Sementara dalam kawasan hutan lindung hanya dapat dilakukan penambangan dengan pola pertambangan bawah tanah dengan ketentuan dilarang mengakibatkan: a) turunnya permukaan tanah; b) berubahnya fungsi pokok kawasan hutan secara permanen; dan/atau ; c) terjadinya kerusakan akuifer air tanah.
Persetujuan penggunaan kawasan hutan diberikan oleh Menteri LHK berdasarkan permohonan.
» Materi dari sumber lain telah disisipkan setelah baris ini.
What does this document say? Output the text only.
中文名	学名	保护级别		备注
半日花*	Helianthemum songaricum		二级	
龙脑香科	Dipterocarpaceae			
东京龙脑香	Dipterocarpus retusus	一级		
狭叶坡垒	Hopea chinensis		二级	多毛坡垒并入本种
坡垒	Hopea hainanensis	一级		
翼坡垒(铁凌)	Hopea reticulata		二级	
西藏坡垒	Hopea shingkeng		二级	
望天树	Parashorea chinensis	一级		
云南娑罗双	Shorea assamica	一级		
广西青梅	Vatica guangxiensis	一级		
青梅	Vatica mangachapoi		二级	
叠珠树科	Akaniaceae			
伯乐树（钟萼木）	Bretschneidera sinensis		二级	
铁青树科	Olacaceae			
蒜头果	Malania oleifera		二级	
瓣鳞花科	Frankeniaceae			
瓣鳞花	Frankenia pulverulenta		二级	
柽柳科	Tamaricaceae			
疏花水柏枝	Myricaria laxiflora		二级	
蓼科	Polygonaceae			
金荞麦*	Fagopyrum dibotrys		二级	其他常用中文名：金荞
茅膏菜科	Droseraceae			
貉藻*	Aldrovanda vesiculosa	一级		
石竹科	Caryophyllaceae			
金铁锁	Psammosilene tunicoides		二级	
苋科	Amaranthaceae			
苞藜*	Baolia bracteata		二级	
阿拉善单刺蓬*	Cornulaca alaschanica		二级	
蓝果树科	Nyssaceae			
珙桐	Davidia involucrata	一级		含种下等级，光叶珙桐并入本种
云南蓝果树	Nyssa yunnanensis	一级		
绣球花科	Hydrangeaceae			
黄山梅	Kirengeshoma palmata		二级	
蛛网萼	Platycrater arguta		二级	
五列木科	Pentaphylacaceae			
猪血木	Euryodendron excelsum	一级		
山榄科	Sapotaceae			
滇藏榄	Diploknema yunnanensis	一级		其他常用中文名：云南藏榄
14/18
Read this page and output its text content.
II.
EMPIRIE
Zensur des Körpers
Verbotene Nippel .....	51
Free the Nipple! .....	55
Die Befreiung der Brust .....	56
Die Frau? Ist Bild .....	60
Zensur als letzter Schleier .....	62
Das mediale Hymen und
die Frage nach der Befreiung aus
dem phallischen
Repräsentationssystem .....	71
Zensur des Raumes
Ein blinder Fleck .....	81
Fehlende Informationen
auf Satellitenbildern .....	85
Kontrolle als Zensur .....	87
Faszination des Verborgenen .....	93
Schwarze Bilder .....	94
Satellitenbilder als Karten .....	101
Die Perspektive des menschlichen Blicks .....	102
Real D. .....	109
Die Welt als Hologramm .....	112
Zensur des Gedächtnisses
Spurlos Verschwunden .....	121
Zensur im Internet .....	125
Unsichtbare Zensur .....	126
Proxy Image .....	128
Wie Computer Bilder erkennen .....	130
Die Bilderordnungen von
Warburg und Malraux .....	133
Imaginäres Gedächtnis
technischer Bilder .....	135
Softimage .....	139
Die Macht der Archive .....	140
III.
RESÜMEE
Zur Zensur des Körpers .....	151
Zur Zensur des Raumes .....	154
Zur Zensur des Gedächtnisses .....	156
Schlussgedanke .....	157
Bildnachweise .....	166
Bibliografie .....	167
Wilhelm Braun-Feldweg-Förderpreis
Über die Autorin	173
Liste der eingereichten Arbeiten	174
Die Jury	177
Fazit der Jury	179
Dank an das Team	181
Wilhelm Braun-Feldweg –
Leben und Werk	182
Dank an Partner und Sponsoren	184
Menteri dapat melimpahkan wewenang pemberian persetujuan penggunaan kawasan hutan dengan luasan tertentu kepada gubernur untuk pertambangan rakyat.
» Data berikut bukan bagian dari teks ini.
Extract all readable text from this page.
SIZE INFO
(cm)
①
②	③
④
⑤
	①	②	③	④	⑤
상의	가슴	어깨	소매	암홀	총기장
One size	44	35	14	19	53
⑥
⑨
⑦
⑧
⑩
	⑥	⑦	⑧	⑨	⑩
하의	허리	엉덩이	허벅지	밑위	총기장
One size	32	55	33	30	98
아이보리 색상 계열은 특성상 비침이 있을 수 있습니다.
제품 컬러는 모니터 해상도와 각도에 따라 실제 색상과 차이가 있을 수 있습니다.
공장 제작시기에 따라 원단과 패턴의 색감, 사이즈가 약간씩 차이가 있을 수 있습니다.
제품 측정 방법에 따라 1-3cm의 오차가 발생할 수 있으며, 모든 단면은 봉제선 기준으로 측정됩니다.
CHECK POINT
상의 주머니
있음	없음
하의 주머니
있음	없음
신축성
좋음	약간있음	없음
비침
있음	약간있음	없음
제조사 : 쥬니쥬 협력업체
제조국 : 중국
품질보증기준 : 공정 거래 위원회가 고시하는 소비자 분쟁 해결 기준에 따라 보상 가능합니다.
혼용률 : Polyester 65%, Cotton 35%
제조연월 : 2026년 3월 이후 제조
Pemegang izin penggunaan kawasan hutan untuk kegiatan pertambangan dibebani kewajiban finansial untuk membayar Penerimaan Negara Bukan Pajak (PNBP) untuk PNBP penggunaan kawasan hutan dan PNBP kompensasi untuk pemegang persetujuan penggunaan kawasan hutan pada provinsi yang kurang kecukupan luas kawasan hutannya.
Pemegang persetujuan penggunaan kawasan hutan dilarang menggunakan merkuri bagi kegiatan pertambangan.
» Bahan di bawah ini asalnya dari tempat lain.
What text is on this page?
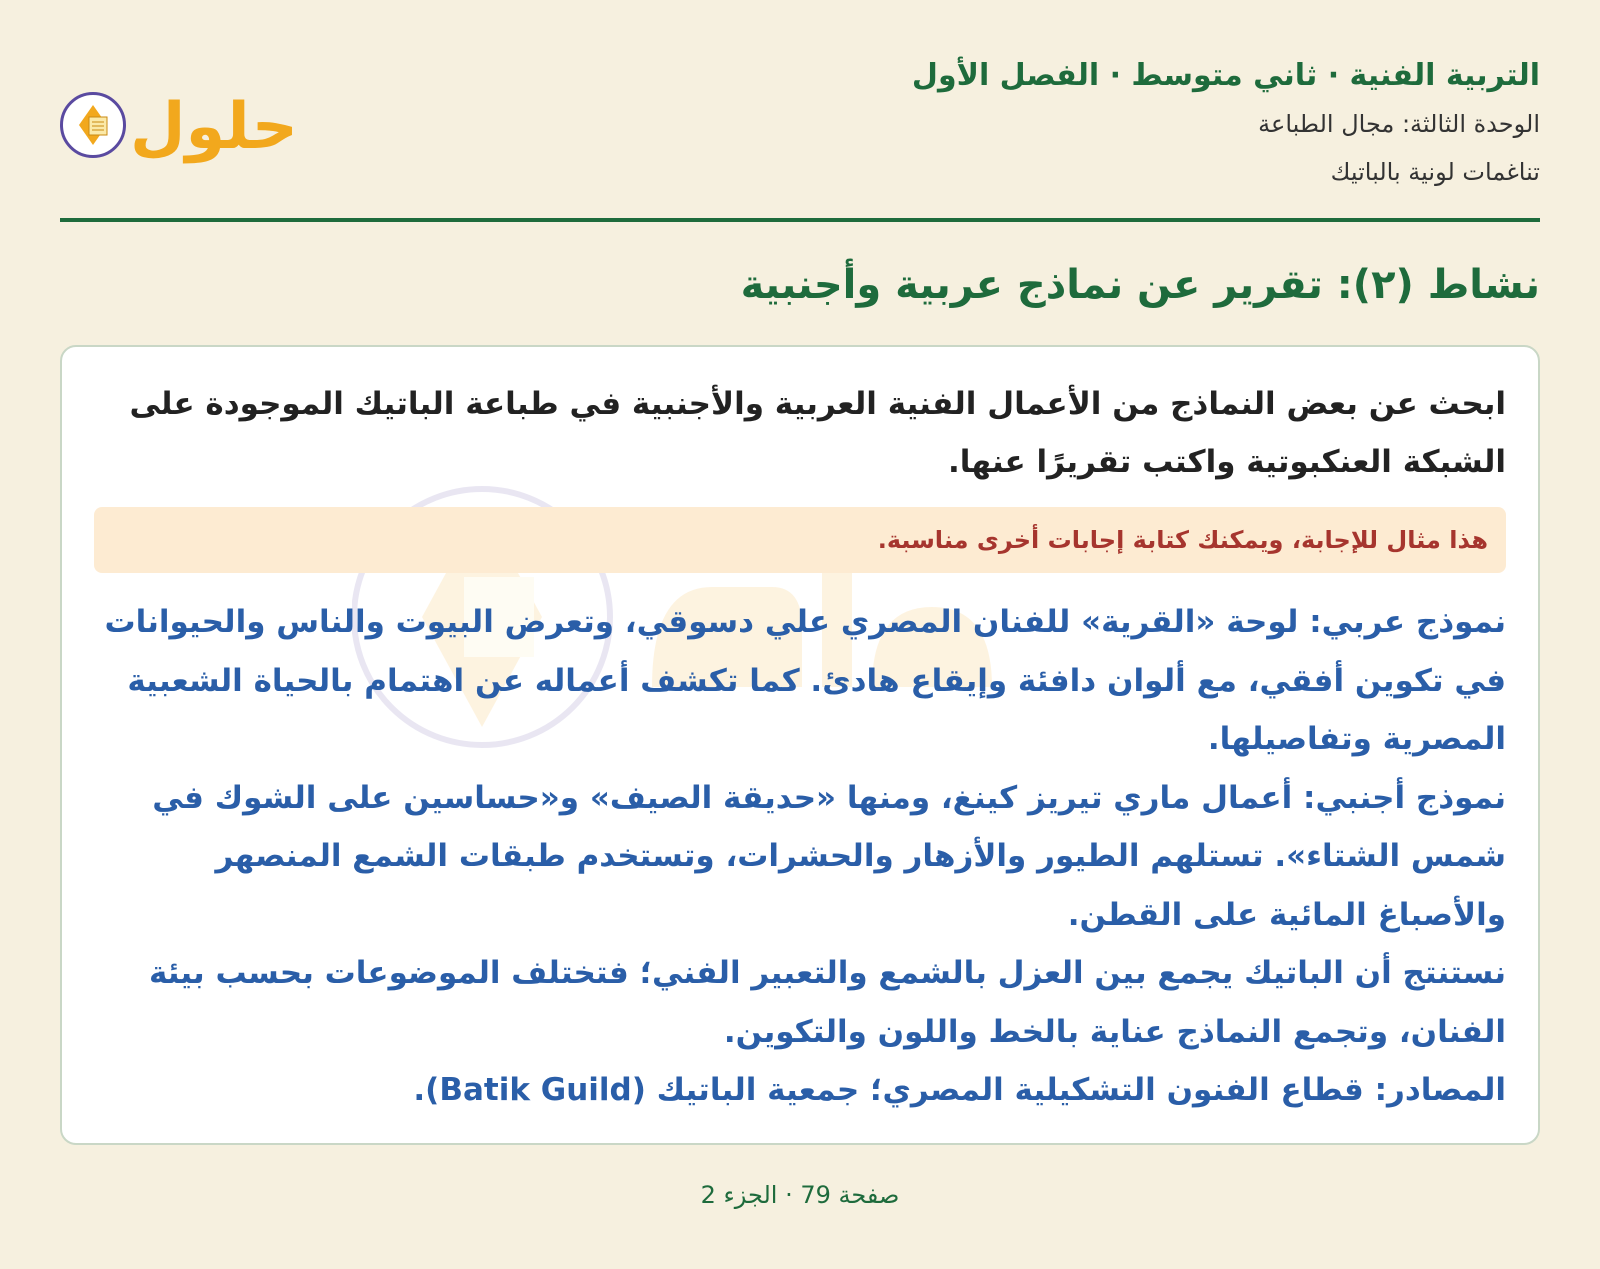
التربية الفنية · ثاني متوسط · الفصل الأول
الوحدة الثالثة: مجال الطباعة
تناغمات لونية بالباتيك
حلول
نشاط (٢): تقرير عن نماذج عربية وأجنبية
ابحث عن بعض النماذج من الأعمال الفنية العربية والأجنبية في طباعة الباتيك الموجودة على الشبكة العنكبوتية واكتب تقريرًا عنها.
هذا مثال للإجابة، ويمكنك كتابة إجابات أخرى مناسبة.

نموذج عربي: لوحة «القرية» للفنان المصري علي دسوقي، وتعرض البيوت والناس والحيوانات في تكوين أفقي، مع ألوان دافئة وإيقاع هادئ. كما تكشف أعماله عن اهتمام بالحياة الشعبية المصرية وتفاصيلها.

نموذج أجنبي: أعمال ماري تيريز كينغ، ومنها «حديقة الصيف» و«حساسين على الشوك في شمس الشتاء». تستلهم الطيور والأزهار والحشرات، وتستخدم طبقات الشمع المنصهر والأصباغ المائية على القطن.

نستنتج أن الباتيك يجمع بين العزل بالشمع والتعبير الفني؛ فتختلف الموضوعات بحسب بيئة الفنان، وتجمع النماذج عناية بالخط واللون والتكوين.

المصادر: قطاع الفنون التشكيلية المصري؛ جمعية الباتيك (Batik Guild).

صفحة 79 · الجزء 2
Dalam peraturan Menteri Lingkungan Hidup dan Kehutanan (Permen LHK) no. P.27/2018 tentang izin pinjam pakai kawasan hutan (IPPKH), penggunaan kawasan hutan untuk pertambangan yang berdampak penting dan cakupan luas serta bernilai strategis, IPPKH hanya dapat diberikan setelah mendapat persetujuan dari DPR.
Kriteria penggunaan kawasan hutan untuk pertambangan yang berdampak penting dan cakupan yang luas serta bernilai strategis adalah pertambangan yang berada di dalam Wilayah Usaha Pertambangan Khusus (WUPK) yang berasal dari Wilayah Pencadangan Negara (WPN) yang telah disetujui oleh DPR RI.
Kuota IPPKH untuk kegiatan pertambangan mineral dan batu bara pada kawasan hutan produksi, yaitu 10 persen dari luas efektif setiap izin pemanfaatan hutan, pada kawasan hutan yang telah dibebani izin pemanfaatan hutan.
Kuota 10 persen luas kawasan hutan produksi kabupaten/kota pada areal Kesatuan Pengelolaan Hutan yang tidak dibebani Izin pemanfaatan hutan.
Kuota 10 persen luas kawasan hutan produksi kabupaten/kota di luar areal kesatuan pengelolaan hutan yang tidak dibebani izin pemanfaatan hutan.
Kuota IPPKH untuk kegiatan pertambangan mineral dan batu bara pada pulau yang termasuk pulau kecil dapat dipertimbangkan adalah seluas 10 persen dari luas kawasan hutan produksi dan hutan lindung di pulau yang bersangkutan.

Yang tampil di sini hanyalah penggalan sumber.